1. Weight loss
As pets get older, they may gradually lose a couple of pounds. But if you notice sudden or significant weight changes, it’s important to speak to your vet to identify the cause.
In cats aged seven-plus, weight loss coupled with a good or even increased appetite can be a sign of hyperthyroidism (an overactive thyroid gland). If you notice these symptoms in your cat, call your vet straight away. While a good recovery is possible through treatments such as surgery or medication, the condition can cause complications and organ damage if it’s not addressed early enough. Other causes of rapid weight loss in cats may be due to a parasite, or kidney or liver disease – so it’s best to book a check-up as soon as you can. But keep in mind that weight loss could also be due to something that is quite easily treated, such as a short-lived infection.
2. Changes in appetite
When a cat with a previously normal appetite seems to be constantly ravenous, there could be a number of explanations. Diabetes – which occurs most commonly in middle-aged, overweight cats – could be the issue (and it’s often accompanied by weight loss).
Loss of appetite can also have numerous causes. As a first port of call, check whether a change in your cat’s environment has made them stressed and less likely to eat. Alternatively, you might need to speak to a vet to rule out any other conditions, such as kidney disease, or a blockage in the throat or intestinal tract. Your vet will be able to pinpoint the cause with an all-over examination and any necessary tests.
3. Increased thirst and frequent urination
If your pet is drinking lots more than usual, and warmer weather or indoor heating isn’t the explanation, it should be checked. As with humans, increased thirst and frequent weeing can be a sign of diabetes. Chronic kidney disease can also be a common cause in older cats. Book an appointment with your vet to figure out what could be behind these changes in your pet’s drinking habits. Once you have confirmed a diagnosis, most thirst-related conditions can usually be managed well with medication.
Losing interest in playing, and sleeping more in the daytime, but less at night, may indicate that an older pet has cognitive dysfunction syndrome (CDS). Around 50% of cats aged 15 and over, will develop at least one symptom of CDS, such as lethargy.
However, lethargy in older pets doesn’t automatically mean CDS. If your pet is very inactive, lacking enthusiasm and not reacting as usual, they could have another condition, such as an infection. With a thorough check-up, you’ll be able to determine the cause and get your pet the right treatment.

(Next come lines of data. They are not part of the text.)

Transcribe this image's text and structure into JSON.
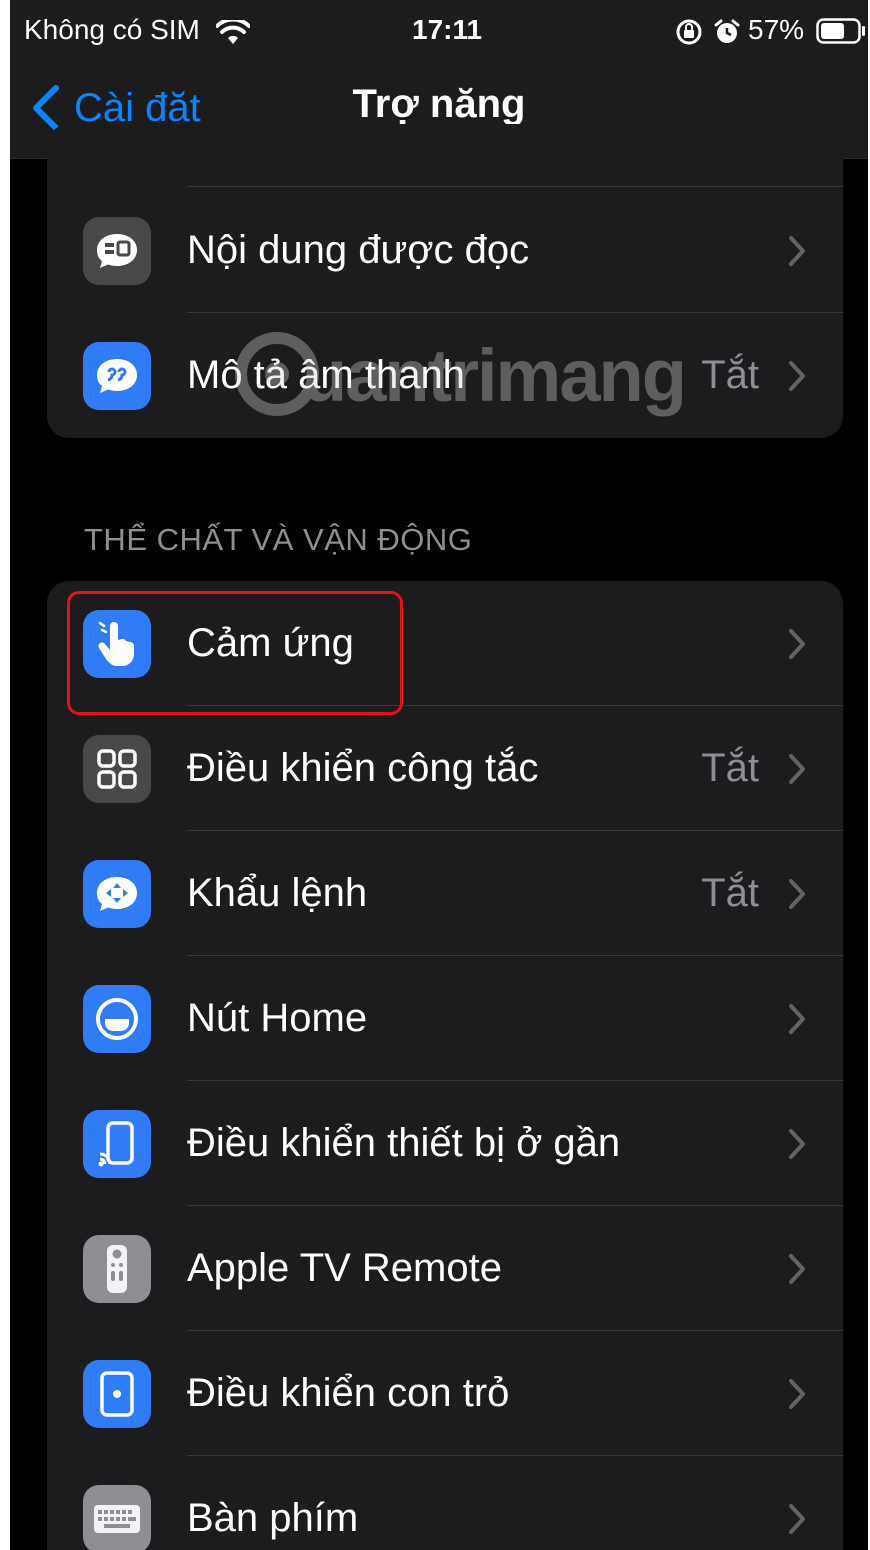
{
  "status_bar": {
    "carrier": "Không có SIM",
    "time": "17:11",
    "battery": "57%",
    "icons": [
      "wifi-icon",
      "orientation-lock-icon",
      "alarm-icon",
      "battery-icon"
    ]
  },
  "nav": {
    "back_label": "Cài đặt",
    "title": "Trợ năng"
  },
  "group_top": {
    "items": [
      {
        "label": "Nội dung được đọc",
        "value": "",
        "icon": "spoken-content-icon",
        "icon_color": "#48484a"
      },
      {
        "label": "Mô tả âm thanh",
        "value": "Tắt",
        "icon": "audio-descriptions-icon",
        "icon_color": "#2f7cf6"
      }
    ]
  },
  "section_header": "THỂ CHẤT VÀ VẬN ĐỘNG",
  "group_physical": {
    "items": [
      {
        "label": "Cảm ứng",
        "value": "",
        "icon": "touch-hand-icon",
        "icon_color": "#2f7cf6"
      },
      {
        "label": "Điều khiển công tắc",
        "value": "Tắt",
        "icon": "switch-control-icon",
        "icon_color": "#48484a"
      },
      {
        "label": "Khẩu lệnh",
        "value": "Tắt",
        "icon": "voice-control-icon",
        "icon_color": "#2f7cf6"
      },
      {
        "label": "Nút Home",
        "value": "",
        "icon": "home-button-icon",
        "icon_color": "#2f7cf6"
      },
      {
        "label": "Điều khiển thiết bị ở gần",
        "value": "",
        "icon": "nearby-devices-icon",
        "icon_color": "#2f7cf6"
      },
      {
        "label": "Apple TV Remote",
        "value": "",
        "icon": "tv-remote-icon",
        "icon_color": "#8e8e93"
      },
      {
        "label": "Điều khiển con trỏ",
        "value": "",
        "icon": "pointer-control-icon",
        "icon_color": "#2f7cf6"
      },
      {
        "label": "Bàn phím",
        "value": "",
        "icon": "keyboard-icon",
        "icon_color": "#8e8e93"
      }
    ]
  },
  "watermark": "uantrimang",
  "colors": {
    "accent": "#0a84ff",
    "highlight": "#e0141e",
    "background": "#000000",
    "cell": "#1c1c1e"
  }
}
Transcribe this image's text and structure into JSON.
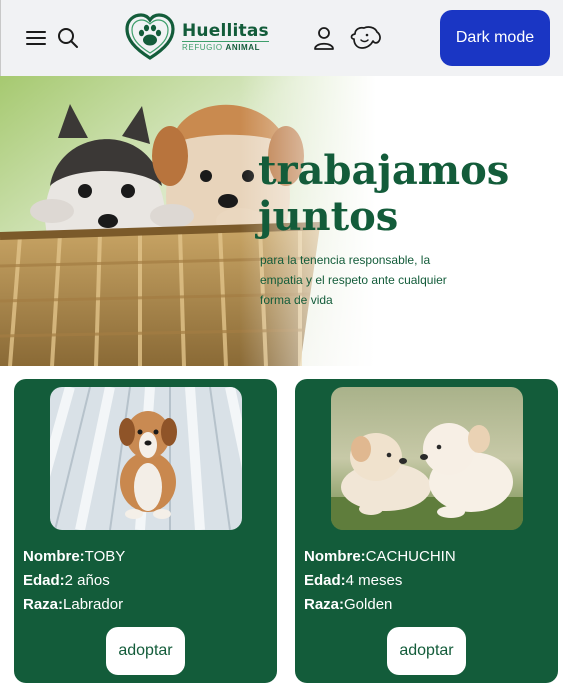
{
  "header": {
    "menu_icon": "hamburger-menu-icon",
    "search_icon": "search-icon",
    "logo_title": "Huellitas",
    "logo_sub_1": "REFUGIO ",
    "logo_sub_2": "ANIMAL",
    "user_icon": "user-icon",
    "pet_icon": "dog-icon",
    "dark_mode_label": "Dark mode"
  },
  "hero": {
    "title": "trabajamos juntos",
    "text": "para la tenencia responsable, la empatia y el respeto ante cualquier forma de vida"
  },
  "pets": [
    {
      "name_label": "Nombre:",
      "name": "TOBY",
      "age_label": "Edad:",
      "age": "2 años",
      "breed_label": "Raza:",
      "breed": "Labrador",
      "button": "adoptar"
    },
    {
      "name_label": "Nombre:",
      "name": "CACHUCHIN",
      "age_label": "Edad:",
      "age": "4 meses",
      "breed_label": "Raza:",
      "breed": "Golden",
      "button": "adoptar"
    }
  ],
  "colors": {
    "brand_green": "#135c3a",
    "button_blue": "#1a36c4",
    "header_bg": "#f1f2f4"
  }
}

Forgetting trained behaviour, being easily startled, yowling or meowing at night, and showing signs of anxiety are all common signs of CDS. As pets age, they can also suffer hearing loss which can make them nervous and stressed.
Behaviour changes, such as a previously affectionate cat starting to avoid cuddles, can also indicate that your pet is in pain. Any number of problems (such as arthritis) could be the cause – your vet can help you support your cat and decide on the right course of action.
6. A bad smell
If your pet starts to pong a bit, it’s worth checking out the cause. For example, if your cat has previously been a fastidious groomer, but now struggles to stay clean and develops a dull and matted coat, this could be a symptom of hyperthyroidism.
A bad smell may also come from an abscess that has developed as a result of a bite (fighting cats are particularly prone), while smelly breath may point to gum disease. As well as being painful, this can lead to tooth loss and, at its worst, the bacteria can also enter the bloodstream, affecting your pet’s other organs. If you’ve noticed your pet’s bad breath, get it seen to as soon as possible and speak to your vet about treating the cause.
Have you noticed any of the symptoms on this list? Don’t hesitate to book an appointment with your vet and, to ensure these symptoms don’t crop up in future, schedule regular six-monthly check-ups, too.